Having grown out of different strands of scientific inquiry, Cradle 3.0 and Biomimicry 3.8 share a fundamental commitment to the process of reconnecting with the natural world. But rather than providing a rigid set of prescriptions, Benyus and Luther view their disciplines as living, breathing organisms that are constantly breaking new ground, like nature itself. “Biomimicry isn’t an answer; it’s a way to find answers,” says Benyus.
The goals are as much about detergent makers altering the chemistry of their soap to use smaller bottles as they are about discovering new processes. “A lot of products we need haven’t been invented yet,” Luther says. “You think about our lives, and they’re made of a bunch of molecules. Whether it’s going into a toy or a piece of toilet paper or the one that’s the new jet fuel, what we want to do is inspire a whole new generation of chemists to get the good molecules working for us. We want kids to say, ‘I can be the person who creates the molecule that makes the world better.’”
“Biomimicry isn’t an answer; it’s a way to find answers.”
For Benyus, the next frontier is 3D printing, a mechanized version of nature’s more graceful, “as-needed” style of manufacturing. She envisions a world where, instead of shipping countless goods thousands of miles, we would have a Kinko’s for pots and pans and cups—using natural polymers or even beetle shells. “Our dream would be to have five vials of goop, then add structure to it to make it super strong or whatever you need it to be. At the end of its life you could put your product in a bath of enzymes to disassemble it, and then you’d be able to use it again,” she says. “Fewer materials, better recyclability. To me, this is really exciting.”
3D printing may also be where biomimicry and Cradle to Cradle finally intersect. “What we’re trying to do with our polymer idea is what I think Cradle to Cradle is trying to accomplish as well,” says Benyus. “Where green chemistry, biomimicry, and Cradle to Cradle meet, we start to talk about rewriting the story of stuff.”
In McDonough’s view, both Cradle to Cradle and biomimicry take their cues from the natural world. But a shared philosophy may be their most important link. “The question comes down to not just ‘What is our technique?’ but ‘What am I doing?’” the architect says. “Notwithstanding engineering wizardry, ‘Are we doing the right thing?’ must always be the first and ultimate question.”
Currently, he is working to design offices, factories, and schools that are photosynthetic and make energy—buildings with admittedly “magical” characteristics.

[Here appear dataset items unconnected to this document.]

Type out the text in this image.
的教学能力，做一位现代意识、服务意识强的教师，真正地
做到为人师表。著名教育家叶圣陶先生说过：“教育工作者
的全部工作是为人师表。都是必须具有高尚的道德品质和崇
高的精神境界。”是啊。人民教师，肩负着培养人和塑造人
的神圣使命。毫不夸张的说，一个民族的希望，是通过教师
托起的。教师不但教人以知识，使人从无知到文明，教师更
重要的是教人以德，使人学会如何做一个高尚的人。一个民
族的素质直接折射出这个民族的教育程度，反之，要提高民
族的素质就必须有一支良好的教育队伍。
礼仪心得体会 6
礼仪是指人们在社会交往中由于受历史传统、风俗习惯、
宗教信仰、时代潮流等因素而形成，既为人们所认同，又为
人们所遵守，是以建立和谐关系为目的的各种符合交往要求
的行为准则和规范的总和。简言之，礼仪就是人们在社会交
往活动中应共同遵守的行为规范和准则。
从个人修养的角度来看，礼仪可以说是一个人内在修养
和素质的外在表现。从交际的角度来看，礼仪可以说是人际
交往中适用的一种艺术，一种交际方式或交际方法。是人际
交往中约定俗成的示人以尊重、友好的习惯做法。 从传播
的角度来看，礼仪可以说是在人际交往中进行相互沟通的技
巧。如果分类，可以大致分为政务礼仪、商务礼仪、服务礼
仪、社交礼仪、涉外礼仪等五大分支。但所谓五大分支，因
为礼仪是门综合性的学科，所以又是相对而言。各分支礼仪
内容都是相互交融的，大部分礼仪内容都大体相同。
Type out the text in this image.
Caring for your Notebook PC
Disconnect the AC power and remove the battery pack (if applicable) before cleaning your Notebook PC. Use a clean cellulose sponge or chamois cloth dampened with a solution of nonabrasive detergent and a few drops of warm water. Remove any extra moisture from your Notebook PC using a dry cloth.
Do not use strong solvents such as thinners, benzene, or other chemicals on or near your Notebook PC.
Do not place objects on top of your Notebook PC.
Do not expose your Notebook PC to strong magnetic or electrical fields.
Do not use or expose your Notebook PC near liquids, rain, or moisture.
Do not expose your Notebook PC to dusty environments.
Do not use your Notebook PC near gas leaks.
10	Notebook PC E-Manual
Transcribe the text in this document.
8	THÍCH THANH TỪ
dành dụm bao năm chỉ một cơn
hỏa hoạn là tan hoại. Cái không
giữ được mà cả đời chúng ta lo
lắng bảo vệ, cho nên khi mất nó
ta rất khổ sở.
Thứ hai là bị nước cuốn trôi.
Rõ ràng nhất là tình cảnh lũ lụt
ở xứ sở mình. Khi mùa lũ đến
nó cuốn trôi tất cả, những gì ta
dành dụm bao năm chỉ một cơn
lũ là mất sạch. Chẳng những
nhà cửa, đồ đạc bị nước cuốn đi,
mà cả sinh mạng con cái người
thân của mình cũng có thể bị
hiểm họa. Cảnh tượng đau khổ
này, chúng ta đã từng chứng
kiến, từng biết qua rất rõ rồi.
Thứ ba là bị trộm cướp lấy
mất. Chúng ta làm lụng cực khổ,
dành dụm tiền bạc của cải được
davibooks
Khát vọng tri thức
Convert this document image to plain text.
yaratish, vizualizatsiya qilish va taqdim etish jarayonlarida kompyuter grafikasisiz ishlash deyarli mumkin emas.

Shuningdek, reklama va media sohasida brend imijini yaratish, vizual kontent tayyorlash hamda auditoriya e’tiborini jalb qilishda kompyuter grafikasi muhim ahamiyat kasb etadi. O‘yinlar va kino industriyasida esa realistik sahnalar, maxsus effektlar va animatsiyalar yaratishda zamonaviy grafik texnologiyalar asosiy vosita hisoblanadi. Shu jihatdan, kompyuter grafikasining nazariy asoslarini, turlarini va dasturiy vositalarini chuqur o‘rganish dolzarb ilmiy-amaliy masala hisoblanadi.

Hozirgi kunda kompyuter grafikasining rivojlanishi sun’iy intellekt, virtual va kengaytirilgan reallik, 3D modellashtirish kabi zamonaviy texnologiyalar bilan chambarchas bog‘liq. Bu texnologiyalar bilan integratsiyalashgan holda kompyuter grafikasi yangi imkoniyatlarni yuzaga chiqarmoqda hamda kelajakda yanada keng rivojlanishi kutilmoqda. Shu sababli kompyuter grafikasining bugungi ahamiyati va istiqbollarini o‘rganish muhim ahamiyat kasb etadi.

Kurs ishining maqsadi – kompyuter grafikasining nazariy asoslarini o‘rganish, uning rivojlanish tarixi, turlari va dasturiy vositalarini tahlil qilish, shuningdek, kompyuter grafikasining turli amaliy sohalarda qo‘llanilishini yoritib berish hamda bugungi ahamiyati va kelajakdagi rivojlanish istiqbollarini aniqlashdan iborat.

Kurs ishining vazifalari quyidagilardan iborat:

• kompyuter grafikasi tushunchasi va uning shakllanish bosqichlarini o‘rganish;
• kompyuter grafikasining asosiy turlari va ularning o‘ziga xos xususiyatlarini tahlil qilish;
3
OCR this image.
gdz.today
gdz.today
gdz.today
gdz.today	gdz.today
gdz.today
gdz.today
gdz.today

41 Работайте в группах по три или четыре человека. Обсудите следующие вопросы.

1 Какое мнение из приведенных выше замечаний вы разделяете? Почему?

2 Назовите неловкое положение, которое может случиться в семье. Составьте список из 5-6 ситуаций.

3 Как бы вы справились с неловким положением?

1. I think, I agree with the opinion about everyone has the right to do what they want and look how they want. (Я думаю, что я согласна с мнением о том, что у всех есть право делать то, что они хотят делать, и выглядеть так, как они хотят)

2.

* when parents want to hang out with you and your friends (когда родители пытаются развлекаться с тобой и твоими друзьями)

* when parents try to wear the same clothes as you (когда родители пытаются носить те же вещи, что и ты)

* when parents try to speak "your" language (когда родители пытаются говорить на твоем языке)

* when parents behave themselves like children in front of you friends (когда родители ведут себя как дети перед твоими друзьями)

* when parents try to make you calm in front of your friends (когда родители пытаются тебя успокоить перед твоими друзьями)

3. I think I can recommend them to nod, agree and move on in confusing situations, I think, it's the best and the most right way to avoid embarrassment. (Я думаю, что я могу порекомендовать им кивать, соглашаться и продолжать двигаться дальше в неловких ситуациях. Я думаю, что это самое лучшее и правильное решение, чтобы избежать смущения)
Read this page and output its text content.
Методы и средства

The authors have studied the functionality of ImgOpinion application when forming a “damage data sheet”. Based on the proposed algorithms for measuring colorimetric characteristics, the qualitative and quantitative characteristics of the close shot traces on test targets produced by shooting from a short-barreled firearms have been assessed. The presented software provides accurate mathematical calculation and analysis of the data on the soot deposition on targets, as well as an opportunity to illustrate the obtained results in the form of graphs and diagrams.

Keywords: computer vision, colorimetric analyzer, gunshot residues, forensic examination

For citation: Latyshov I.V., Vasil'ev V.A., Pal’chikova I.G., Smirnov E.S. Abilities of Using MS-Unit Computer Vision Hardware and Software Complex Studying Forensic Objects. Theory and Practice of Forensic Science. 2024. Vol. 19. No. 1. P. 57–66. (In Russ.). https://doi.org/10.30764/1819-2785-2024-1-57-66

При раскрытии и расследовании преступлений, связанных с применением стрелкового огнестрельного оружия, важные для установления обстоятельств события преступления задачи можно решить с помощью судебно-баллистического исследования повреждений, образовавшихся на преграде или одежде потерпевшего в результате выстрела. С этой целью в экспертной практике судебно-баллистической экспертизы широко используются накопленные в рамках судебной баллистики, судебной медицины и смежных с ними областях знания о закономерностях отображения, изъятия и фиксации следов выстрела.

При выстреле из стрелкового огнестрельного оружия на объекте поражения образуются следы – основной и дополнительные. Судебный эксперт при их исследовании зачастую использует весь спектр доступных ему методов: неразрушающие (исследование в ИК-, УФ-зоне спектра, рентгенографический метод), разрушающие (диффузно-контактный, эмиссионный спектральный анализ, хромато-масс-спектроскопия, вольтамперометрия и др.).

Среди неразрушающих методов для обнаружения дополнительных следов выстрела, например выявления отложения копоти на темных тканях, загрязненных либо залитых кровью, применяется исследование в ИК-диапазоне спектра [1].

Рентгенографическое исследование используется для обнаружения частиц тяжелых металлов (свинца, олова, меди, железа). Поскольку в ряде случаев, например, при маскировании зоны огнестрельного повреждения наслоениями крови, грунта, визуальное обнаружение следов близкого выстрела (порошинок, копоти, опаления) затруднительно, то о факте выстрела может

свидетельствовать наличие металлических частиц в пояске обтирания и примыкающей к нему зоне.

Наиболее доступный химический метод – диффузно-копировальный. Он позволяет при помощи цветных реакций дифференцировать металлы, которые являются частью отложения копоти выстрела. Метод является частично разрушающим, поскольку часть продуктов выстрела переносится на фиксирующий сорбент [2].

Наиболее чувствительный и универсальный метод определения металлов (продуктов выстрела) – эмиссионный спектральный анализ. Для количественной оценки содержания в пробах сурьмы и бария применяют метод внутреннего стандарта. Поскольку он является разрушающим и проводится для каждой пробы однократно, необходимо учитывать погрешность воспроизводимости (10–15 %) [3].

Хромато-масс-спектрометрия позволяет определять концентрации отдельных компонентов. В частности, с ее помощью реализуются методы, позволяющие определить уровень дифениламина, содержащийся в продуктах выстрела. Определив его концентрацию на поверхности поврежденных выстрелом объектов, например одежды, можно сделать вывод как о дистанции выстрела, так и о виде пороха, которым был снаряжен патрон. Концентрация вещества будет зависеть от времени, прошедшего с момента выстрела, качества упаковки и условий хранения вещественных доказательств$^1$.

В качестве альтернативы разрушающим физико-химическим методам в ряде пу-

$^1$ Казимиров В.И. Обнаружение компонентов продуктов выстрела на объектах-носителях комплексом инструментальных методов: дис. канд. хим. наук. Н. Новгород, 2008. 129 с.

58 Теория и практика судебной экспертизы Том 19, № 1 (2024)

But thanks to Benyus, Braungart, and McDonough, such ideas are no longer in the realm of science fiction. From oil-repellent coating inspired by water bugs, to using prairies as a model to grow food sustainably, to observing how chimps cope with illness, the possibilities of learning from our planet’s unexplored reservoirs of intelligence are vast. “What if there was a boat designed to clean the water? Or how about a phone that enhances your hearing?” asks Luther. “That’s the Cradle to Cradle way. You just change your thinking.”